Other experts are wary of the idea because of the troubling trend of misdiagnosis and overprescribing of medications related to ADHD. They argue that that issue should be addressed first, or at least alongside conversations about sluggish cognitive tempo.
Andrew Whitehouse, a University of Western Australia professor, previously voiced his concerns that research has yet to demonstrate people with these behaviors need the help of a health professional.
In a 2014 submission to The Conversation, Whitehouse wrote that he was wary of Barkley's association with the pharmaceutical company Eli Lilly which has funded drug trials related to sluggish cognitive tempo. He said the highest levels of scientific evidence must be met and that the field hadn't gotten there yet.

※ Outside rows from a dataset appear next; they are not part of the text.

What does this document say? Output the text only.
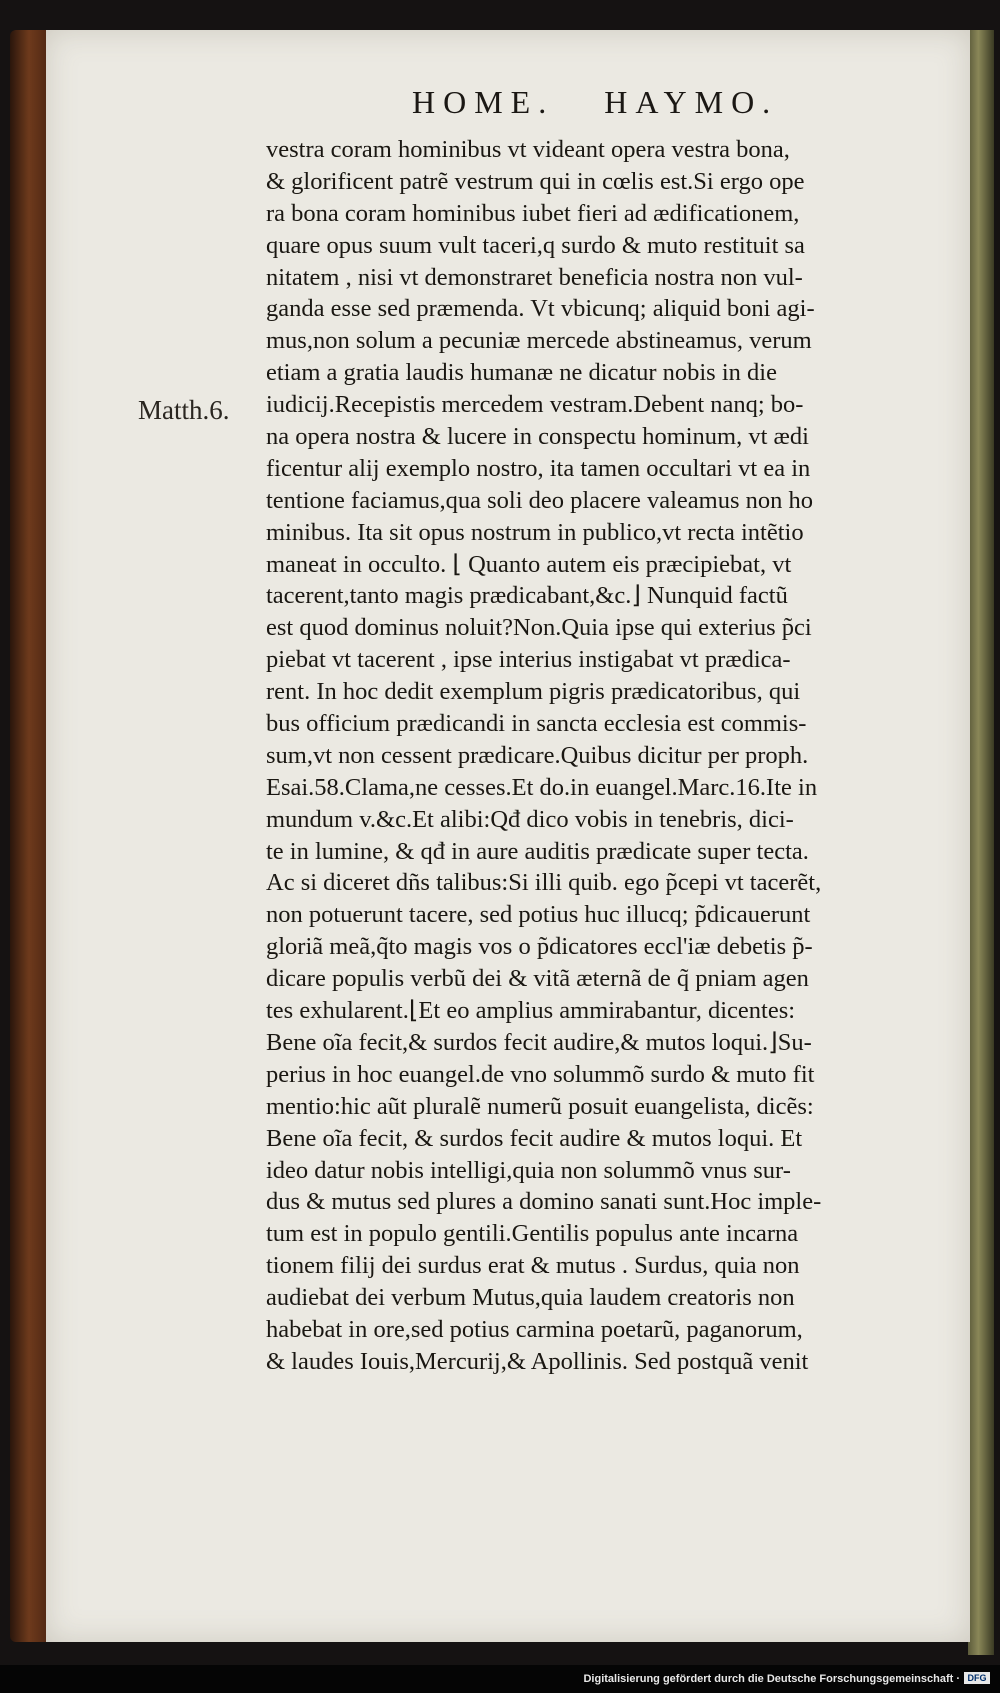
HOME. HAYMO.
Matth.6.
vestra coram hominibus vt videant opera vestra bona,
& glorificent patrẽ vestrum qui in cœlis est.Si ergo ope
ra bona coram hominibus iubet fieri ad ædificationem,
quare opus suum vult taceri,q surdo & muto restituit sa
nitatem , nisi vt demonstraret beneficia nostra non vul-
ganda esse sed præmenda. Vt vbicunq; aliquid boni agi-
mus,non solum a pecuniæ mercede abstineamus, verum
etiam a gratia laudis humanæ ne dicatur nobis in die
iudicij.Recepistis mercedem vestram.Debent nanq; bo-
na opera nostra & lucere in conspectu hominum, vt ædi
ficentur alij exemplo nostro, ita tamen occultari vt ea in
tentione faciamus,qua soli deo placere valeamus non ho
minibus. Ita sit opus nostrum in publico,vt recta intẽtio
maneat in occulto. ⌊ Quanto autem eis præcipiebat, vt
tacerent,tanto magis prædicabant,&c.⌋ Nunquid factũ
est quod dominus noluit?Non.Quia ipse qui exterius p̃ci
piebat vt tacerent , ipse interius instigabat vt prædica-
rent. In hoc dedit exemplum pigris prædicatoribus, qui
bus officium prædicandi in sancta ecclesia est commis-
sum,vt non cessent prædicare.Quibus dicitur per proph.
Esai.58.Clama,ne cesses.Et do.in euangel.Marc.16.Ite in
mundum v.&c.Et alibi:Qđ dico vobis in tenebris, dici-
te in lumine, & qđ in aure auditis prædicate super tecta.
Ac si diceret dñs talibus:Si illi quib. ego p̃cepi vt tacerẽt,
non potuerunt tacere, sed potius huc illucq; p̃dicauerunt
gloriã meã,q̃to magis vos o p̃dicatores eccl'iæ debetis p̃-
dicare populis verbũ dei & vitã æternã de q̃ pniam agen
tes exhularent.⌊Et eo amplius ammirabantur, dicentes:
Bene oĩa fecit,& surdos fecit audire,& mutos loqui.⌋Su-
perius in hoc euangel.de vno solummõ surdo & muto fit
mentio:hic aũt pluralẽ numerũ posuit euangelista, dicẽs:
Bene oĩa fecit, & surdos fecit audire & mutos loqui. Et
ideo datur nobis intelligi,quia non solummõ vnus sur-
dus & mutus sed plures a domino sanati sunt.Hoc imple-
tum est in populo gentili.Gentilis populus ante incarna
tionem filij dei surdus erat & mutus . Surdus, quia non
audiebat dei verbum Mutus,quia laudem creatoris non
habebat in ore,sed potius carmina poetarũ, paganorum,
& laudes Iouis,Mercurij,& Apollinis. Sed postquã venit
Digitalisierung gefördert durch die Deutsche Forschungsgemeinschaft · DFG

Keith McBurnett, a professor of psychiatry at the University of California, San Francisco, has co-authored several papers on sluggish cognitive tempo. He previously told The New York Times that there isn't enough evidence for consensus, but he believes it is still important to dig deeper into this area.
"These children are not the ones giving adults much trouble, so they're easy to miss," he said. "They're the daydreaming ones, the ones with work that's not turned in, leaving names off of papers or skipping questions, things like that, that impinge on grades or performance. So anything we can do to understand what's going on with these kids is a good thing."